Improving general-purpose processing avoids having to go to FPGAs which are bulky, power-hungry and expensive, says Tenorio but he also notes how FPGAs are evolving.

“I don't think we should have religious views about it,” he says. “There are semi-programmable arrays that are starting to look better and better, and there are different architectures.”

This is why he describes the chip industry as ‘boiling’: “This is the best moment for us to take a view because it's also true that, to my knowledge, there is no other kind of player in the industry that will offer you a neutral, unbiased view as to what is best for the industry.”

Without that, the fear is that by acquisition and competition, the chip players will reduce the IC choices to a minimum.

“You will end up with two to three incumbent architectures, and you run a risk of those being suboptimal, and of not having enough competition,” says Tenorio.

Vodafone’s initiative is open to companies to participate including its telco competitors.

“There are times when it is faster, and you make a bigger impact if you start things on your own, leading the way,” he says.

Vodafone has done this before: In 2014, it started working with Intel on Open RAN.

“We made some progress, we had some field trials, and in 2017, we approached TIP (the Telecom Infra Project), and we offered to contribute our progress for TIP to continue in a project group,” says Tenorio. “At that point, we felt that we would make more progress with others than going alone.”

Vodafone is already deploying Open RAN in the UK and has said that by 2030, 30 per cent of its deployments in Europe will be Open RAN.

“We've started deploying open RAN and it works, the performance is on par with the incumbent architecture, and the cost is also on par,” says Tenorio. “So we are creating that optionality without paying any price in terms of performance, or a huge premium cost, regardless of what is inside the boxes.”

 

Timeline

Vodafone is already looking at in-line versus look-aside.

“We are closing into in-line benefits for the architecture.
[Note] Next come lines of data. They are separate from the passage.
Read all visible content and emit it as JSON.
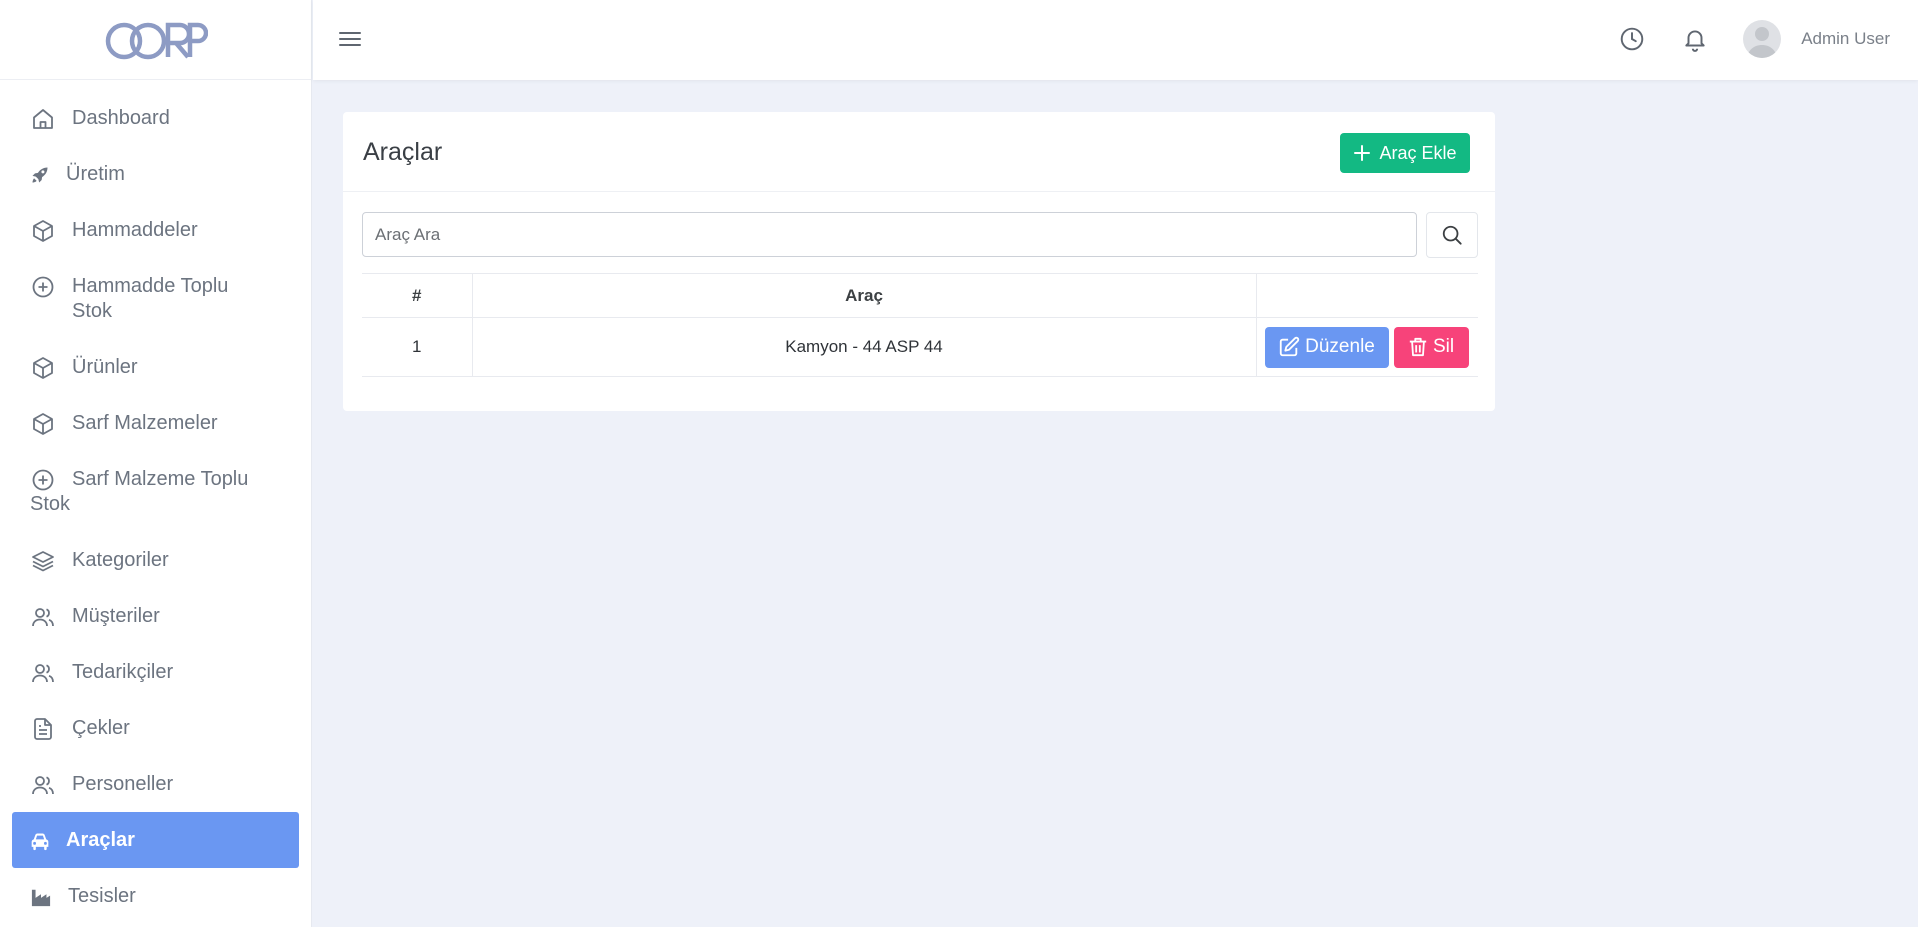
{
  "brand": {
    "logo_text": "CORP",
    "logo_color": "#8d9bc4"
  },
  "sidebar": {
    "items": [
      {
        "label": "Dashboard",
        "icon": "home-icon"
      },
      {
        "label": "Üretim",
        "icon": "rocket-icon"
      },
      {
        "label": "Hammaddeler",
        "icon": "box-icon"
      },
      {
        "label": "Hammadde Toplu Stok",
        "icon": "plus-circle-icon"
      },
      {
        "label": "Ürünler",
        "icon": "box-icon"
      },
      {
        "label": "Sarf Malzemeler",
        "icon": "box-icon"
      },
      {
        "label": "Sarf Malzeme Toplu Stok",
        "icon": "plus-circle-icon"
      },
      {
        "label": "Kategoriler",
        "icon": "layers-icon"
      },
      {
        "label": "Müşteriler",
        "icon": "users-icon"
      },
      {
        "label": "Tedarikçiler",
        "icon": "users-icon"
      },
      {
        "label": "Çekler",
        "icon": "file-text-icon"
      },
      {
        "label": "Personeller",
        "icon": "users-icon"
      },
      {
        "label": "Araçlar",
        "icon": "car-icon",
        "active": true
      },
      {
        "label": "Tesisler",
        "icon": "factory-icon"
      }
    ]
  },
  "topbar": {
    "user_name": "Admin User"
  },
  "page": {
    "title": "Araçlar",
    "add_label": "Araç Ekle",
    "search_placeholder": "Araç Ara",
    "table": {
      "headers": [
        "#",
        "Araç",
        ""
      ],
      "rows": [
        {
          "no": "1",
          "vehicle": "Kamyon - 44 ASP 44"
        }
      ]
    },
    "edit_label": "Düzenle",
    "delete_label": "Sil"
  },
  "colors": {
    "accent": "#6a97f2",
    "success": "#13b983",
    "danger": "#f7437a",
    "background": "#eef1f9"
  }
}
There is a continuous flow of positions or deliverables to the companies around us,” says Tenorio. “We have tens of meetings per week with interested companies who want to know and contribute to this, and we are exchanging our views in real-time.”

There will also be a white paper published, but for now, there is no deadline.
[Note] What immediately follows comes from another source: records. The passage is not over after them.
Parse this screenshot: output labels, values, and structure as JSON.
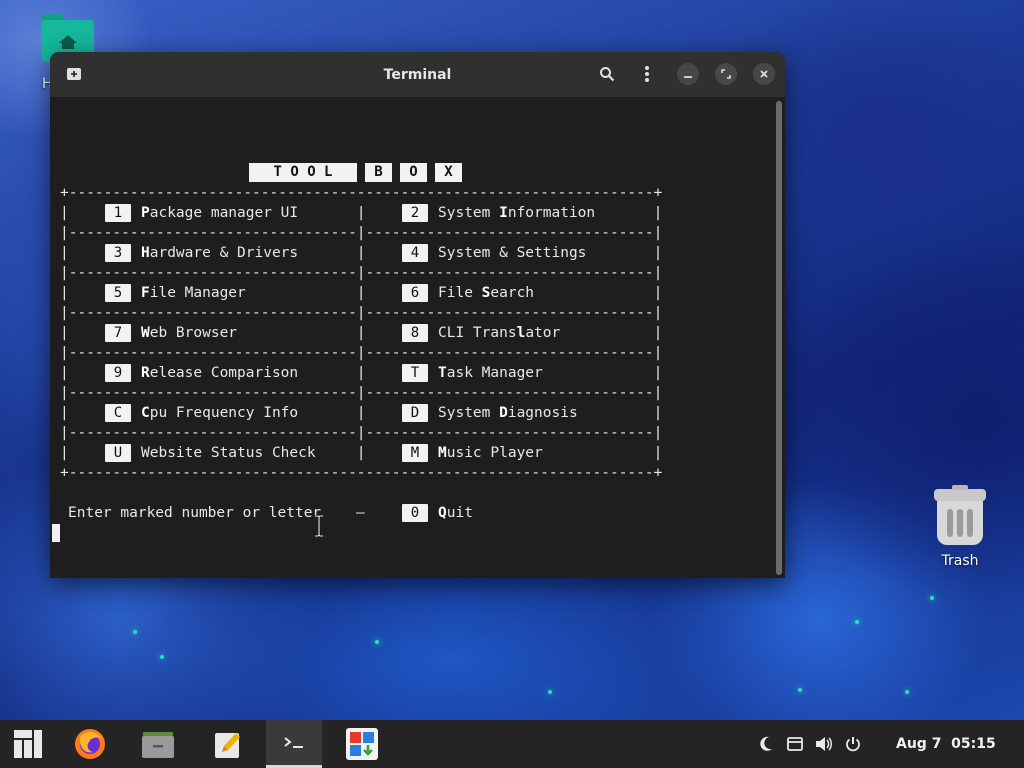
{
  "desktop": {
    "home_label": "H",
    "trash_label": "Trash"
  },
  "window": {
    "title": "Terminal",
    "icons": [
      "new-tab-icon",
      "search-icon",
      "menu-icon",
      "minimize-icon",
      "maximize-icon",
      "close-icon"
    ]
  },
  "terminal": {
    "heading": [
      "T O O L",
      "B",
      "O",
      "X"
    ],
    "border_top": "+-------------------------------------------------------------------+",
    "border_mid": "|---------------------------------|---------------------------------|",
    "border_bottom": "+-------------------------------------------------------------------+",
    "menu_items": [
      {
        "key": "1",
        "first": "P",
        "rest": "ackage manager UI",
        "pre": ""
      },
      {
        "key": "2",
        "first": "I",
        "rest": "nformation",
        "pre": "System "
      },
      {
        "key": "3",
        "first": "H",
        "rest": "ardware & Drivers",
        "pre": ""
      },
      {
        "key": "4",
        "first": "",
        "rest": "System & Settings",
        "pre": ""
      },
      {
        "key": "5",
        "first": "F",
        "rest": "ile Manager",
        "pre": ""
      },
      {
        "key": "6",
        "first": "S",
        "rest": "earch",
        "pre": "File "
      },
      {
        "key": "7",
        "first": "W",
        "rest": "eb Browser",
        "pre": ""
      },
      {
        "key": "8",
        "first": "l",
        "rest": "ator",
        "pre": "CLI Trans"
      },
      {
        "key": "9",
        "first": "R",
        "rest": "elease Comparison",
        "pre": ""
      },
      {
        "key": "T",
        "first": "T",
        "rest": "ask Manager",
        "pre": ""
      },
      {
        "key": "C",
        "first": "C",
        "rest": "pu Frequency Info",
        "pre": ""
      },
      {
        "key": "D",
        "first": "D",
        "rest": "iagnosis",
        "pre": "System "
      },
      {
        "key": "U",
        "first": "",
        "rest": "Website Status Check",
        "pre": ""
      },
      {
        "key": "M",
        "first": "M",
        "rest": "usic Player",
        "pre": ""
      }
    ],
    "prompt_text": "Enter marked number or letter",
    "prompt_dash": "–",
    "quit_key": "0",
    "quit_first": "Q",
    "quit_rest": "uit"
  },
  "taskbar": {
    "apps": [
      "manjaro-menu-icon",
      "firefox-icon",
      "files-icon",
      "text-editor-icon",
      "terminal-icon",
      "software-center-icon"
    ],
    "active_app": "terminal-icon",
    "tray": [
      "night-light-icon",
      "clipboard-icon",
      "volume-icon",
      "power-icon"
    ],
    "clock": "Aug 7  05:15"
  }
}
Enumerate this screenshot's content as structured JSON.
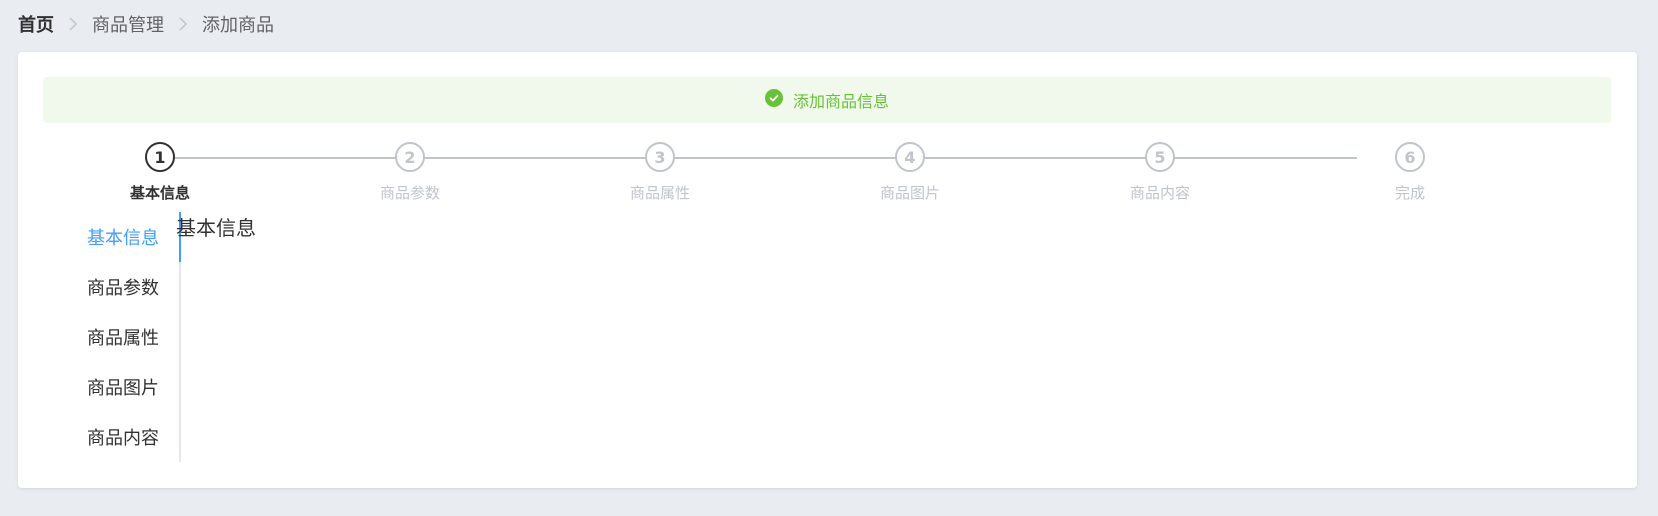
{
  "breadcrumb": {
    "items": [
      "首页",
      "商品管理",
      "添加商品"
    ]
  },
  "alert": {
    "text": "添加商品信息",
    "icon": "check-circle-icon",
    "color": "#67c23a"
  },
  "steps": {
    "active": 0,
    "items": [
      {
        "number": "1",
        "label": "基本信息"
      },
      {
        "number": "2",
        "label": "商品参数"
      },
      {
        "number": "3",
        "label": "商品属性"
      },
      {
        "number": "4",
        "label": "商品图片"
      },
      {
        "number": "5",
        "label": "商品内容"
      },
      {
        "number": "6",
        "label": "完成"
      }
    ]
  },
  "tabs": {
    "active": 0,
    "items": [
      "基本信息",
      "商品参数",
      "商品属性",
      "商品图片",
      "商品内容"
    ],
    "active_color": "#409eff"
  },
  "pane": {
    "title": "基本信息"
  }
}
But there is an urgency to the work given Vodafone is deploying Open RAN, but this research work is for the next generation of Open RAN. “We are deploying the previous generation,” he says.

Vodafone is also talking, for example, to the ONF open-source organisation, which announced an interest in defining interfaces to exploit acceleration hardware.

“I think the good thing is that the industry is getting it, and we [Vodafone] are just one factor,” says Tenorio. “But you start these conversations, and you see how they're going places. So people are listening.”

The industry agrees that layer 1 interfacing needs to be standardised or abstracted to avoid companies ending in particular supplier camps.

“I think there'll be a debate whether that needs to happen in the ORAN Alliance or somewhere else,” says Tenorio. “I don’t have strong views. The industry will decide.”

 

Other developments

The Malaga R&D site will not just focus on Open RAN but other parts of the network, such as transport.

Transport still makes use of proprietary silicon but there is also more vendor competition.

“The dollars spent by operators in that area is smaller,” says Tenorio. “That's why it is not making the headlines these days, but that doesn't mean there is no action.”

Two transport areas where disaggregated designs have started are the disaggregated backbone router, and the disaggregated cell site gateway, both being sensible places to start.

“Disaggregating a full MPLS carrier-grade router is a different thing, but its time will come,” says Tenorio, adding that the centre in Malaga is not just for Open RAN, but silicon for telcos.